Posted 2/15/08 10:08 AM
 

08BabySurprise
My Life. My Everything.

Member since 10/07

9151 total posts

Name:

Re: Need opinions-long

I can't imagine what she is going through TTC. It sounds like she wants to be there for you for your big day, and if bringing her aunt will get her through it... I would be all for it. Chat Icon

Posted 2/15/08 10:40 AM
 

Brandee
LIF Infant

Member since 12/07

233 total posts

Name:

Re: Need opinions-long

I have a good friend that had a hard time gettting pregnant and has been thru alot. It's been hard for her. She has mentioned how hard it is to see people with babies. I try to be very supportive to her but our friendship is not as close. If it was her and I was in your position. I would tell her to bring her aunt if it made her feel better. Her aunt will help get her thru what seems to be a hard time for her.
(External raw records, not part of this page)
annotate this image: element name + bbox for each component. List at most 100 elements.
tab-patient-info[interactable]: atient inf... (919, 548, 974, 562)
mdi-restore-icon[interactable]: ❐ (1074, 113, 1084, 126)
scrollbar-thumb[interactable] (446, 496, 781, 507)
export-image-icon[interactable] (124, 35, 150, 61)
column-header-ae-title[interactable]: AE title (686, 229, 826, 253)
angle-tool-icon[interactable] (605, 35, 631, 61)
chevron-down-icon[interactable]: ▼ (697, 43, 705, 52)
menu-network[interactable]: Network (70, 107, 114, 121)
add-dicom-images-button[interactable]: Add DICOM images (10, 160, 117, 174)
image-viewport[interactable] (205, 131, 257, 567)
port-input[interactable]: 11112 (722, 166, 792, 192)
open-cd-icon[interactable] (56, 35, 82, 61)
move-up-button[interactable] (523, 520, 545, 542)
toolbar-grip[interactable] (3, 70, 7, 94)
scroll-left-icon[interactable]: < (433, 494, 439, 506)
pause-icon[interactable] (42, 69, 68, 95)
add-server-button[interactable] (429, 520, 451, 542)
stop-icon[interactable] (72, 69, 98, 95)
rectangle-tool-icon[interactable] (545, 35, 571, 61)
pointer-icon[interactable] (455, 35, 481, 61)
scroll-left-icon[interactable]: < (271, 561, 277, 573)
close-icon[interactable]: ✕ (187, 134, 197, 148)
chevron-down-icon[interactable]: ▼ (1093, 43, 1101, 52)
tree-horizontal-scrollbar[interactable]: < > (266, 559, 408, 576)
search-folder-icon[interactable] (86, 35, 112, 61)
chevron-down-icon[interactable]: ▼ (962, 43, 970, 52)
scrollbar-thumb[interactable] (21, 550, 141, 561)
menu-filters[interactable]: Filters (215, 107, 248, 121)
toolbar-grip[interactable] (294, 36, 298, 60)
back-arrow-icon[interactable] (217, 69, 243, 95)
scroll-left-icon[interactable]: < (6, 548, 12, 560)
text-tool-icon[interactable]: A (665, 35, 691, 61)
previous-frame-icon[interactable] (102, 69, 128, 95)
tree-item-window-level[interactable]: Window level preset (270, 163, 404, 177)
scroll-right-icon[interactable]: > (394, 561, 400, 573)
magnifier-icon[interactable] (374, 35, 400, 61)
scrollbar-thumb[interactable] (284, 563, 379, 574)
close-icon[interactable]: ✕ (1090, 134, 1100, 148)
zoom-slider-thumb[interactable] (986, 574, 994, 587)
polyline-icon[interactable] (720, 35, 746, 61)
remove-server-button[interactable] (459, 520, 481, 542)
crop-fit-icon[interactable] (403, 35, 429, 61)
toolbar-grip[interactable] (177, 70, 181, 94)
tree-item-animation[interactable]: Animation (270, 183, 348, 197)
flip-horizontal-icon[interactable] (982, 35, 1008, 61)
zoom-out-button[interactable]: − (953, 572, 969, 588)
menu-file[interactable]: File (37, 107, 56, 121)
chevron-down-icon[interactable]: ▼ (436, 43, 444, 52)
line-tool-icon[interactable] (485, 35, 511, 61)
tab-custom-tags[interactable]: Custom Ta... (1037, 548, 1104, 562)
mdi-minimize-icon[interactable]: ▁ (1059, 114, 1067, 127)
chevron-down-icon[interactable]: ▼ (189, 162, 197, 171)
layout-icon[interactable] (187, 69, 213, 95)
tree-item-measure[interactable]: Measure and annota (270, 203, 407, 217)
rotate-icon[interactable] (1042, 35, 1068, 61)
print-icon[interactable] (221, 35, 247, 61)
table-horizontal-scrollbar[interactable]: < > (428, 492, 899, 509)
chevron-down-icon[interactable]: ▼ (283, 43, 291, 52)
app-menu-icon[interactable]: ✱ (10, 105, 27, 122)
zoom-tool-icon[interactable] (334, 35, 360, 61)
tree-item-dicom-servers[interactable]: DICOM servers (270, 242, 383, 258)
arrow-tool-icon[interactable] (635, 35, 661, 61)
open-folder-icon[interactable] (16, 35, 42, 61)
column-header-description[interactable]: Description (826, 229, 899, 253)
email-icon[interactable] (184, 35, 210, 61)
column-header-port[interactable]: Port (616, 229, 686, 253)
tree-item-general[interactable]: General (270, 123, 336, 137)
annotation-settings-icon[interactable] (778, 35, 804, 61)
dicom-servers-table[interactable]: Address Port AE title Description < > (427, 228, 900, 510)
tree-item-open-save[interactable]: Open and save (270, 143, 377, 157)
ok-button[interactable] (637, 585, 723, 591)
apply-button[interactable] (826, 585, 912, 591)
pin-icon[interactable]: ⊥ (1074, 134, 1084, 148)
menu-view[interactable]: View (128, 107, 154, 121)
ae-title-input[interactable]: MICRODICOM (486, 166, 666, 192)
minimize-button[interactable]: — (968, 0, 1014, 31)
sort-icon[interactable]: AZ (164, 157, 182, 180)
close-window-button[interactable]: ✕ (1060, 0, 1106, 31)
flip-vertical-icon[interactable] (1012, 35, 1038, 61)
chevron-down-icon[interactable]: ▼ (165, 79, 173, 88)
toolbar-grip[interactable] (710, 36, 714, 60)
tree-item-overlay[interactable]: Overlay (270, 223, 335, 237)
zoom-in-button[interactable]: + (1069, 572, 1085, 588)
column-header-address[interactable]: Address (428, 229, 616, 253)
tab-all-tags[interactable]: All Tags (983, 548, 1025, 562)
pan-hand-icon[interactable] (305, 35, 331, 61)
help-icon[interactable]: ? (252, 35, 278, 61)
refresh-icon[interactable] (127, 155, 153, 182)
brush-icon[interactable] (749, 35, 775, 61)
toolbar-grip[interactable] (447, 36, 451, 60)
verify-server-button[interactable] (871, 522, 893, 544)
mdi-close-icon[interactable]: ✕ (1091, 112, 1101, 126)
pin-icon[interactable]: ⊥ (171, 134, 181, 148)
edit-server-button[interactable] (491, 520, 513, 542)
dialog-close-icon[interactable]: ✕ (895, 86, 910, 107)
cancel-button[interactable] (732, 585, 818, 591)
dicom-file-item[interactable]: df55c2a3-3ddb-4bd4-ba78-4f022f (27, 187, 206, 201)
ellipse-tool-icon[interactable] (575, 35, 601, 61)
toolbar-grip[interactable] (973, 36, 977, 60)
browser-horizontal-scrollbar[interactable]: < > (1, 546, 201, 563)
I have to tell you my friend who has tried for at least a 1 1/2 just called me the other day to say she is pregnant! I am so happy for her!! Hopefully your friend will find herself in the same situation soon!

Posted 2/15/08 10:55 AM
 

casey31
Mommy of 3!

Member since 5/05

2967 total posts

Name:
Mommy to two boys and a girl

Re: Need opinions-long

My BEST friend, my maid of honor- she is like my sister- we grew up around the corner from each other and our moms are best friends is still single and is very sad about it.

She talks to me on the phone and listens when I am stressed about DS and pregnancy #2. She has come to visit a few times but cries when she is here and said she cannot hold DS and hug him. Chat Icon

I am upset about it but, overall, it is still a two way friendship- she listens to me about my life and I listen to her about hers.

Let her bring her aunt-- she is making a concerted effort to you. Do the same.

If, she still cannot talk to you on the phone or deal with hearing about your pregnancy after another 6 months or so, then it really is not a friendship anymore. It can't be a friendship if you cannot share your life with her.

Maybe seeing you at the shower is her way of seeing if she can handle this? Then it is so brave of her to keep trying-and she is because she loves you. If she can, then it will be wonderful- you can still have the friendship. But, if giving it time she can't handle it then you may have to let the friendship go.....

Posted 2/15/08 1:31 PM
 

MetsGirl07
LIF O2 Vendor

Member since 12/07

16202 total posts

Name:
Deanna

Re: Need opinions-long

wow..i feel like we have the same problem! are we talking about the same girl.. my friend hates it as well..and im afraid to tell her im pregnant... i cant imagine how she will react..

anyways. i know how you feel.. do what you feel is best!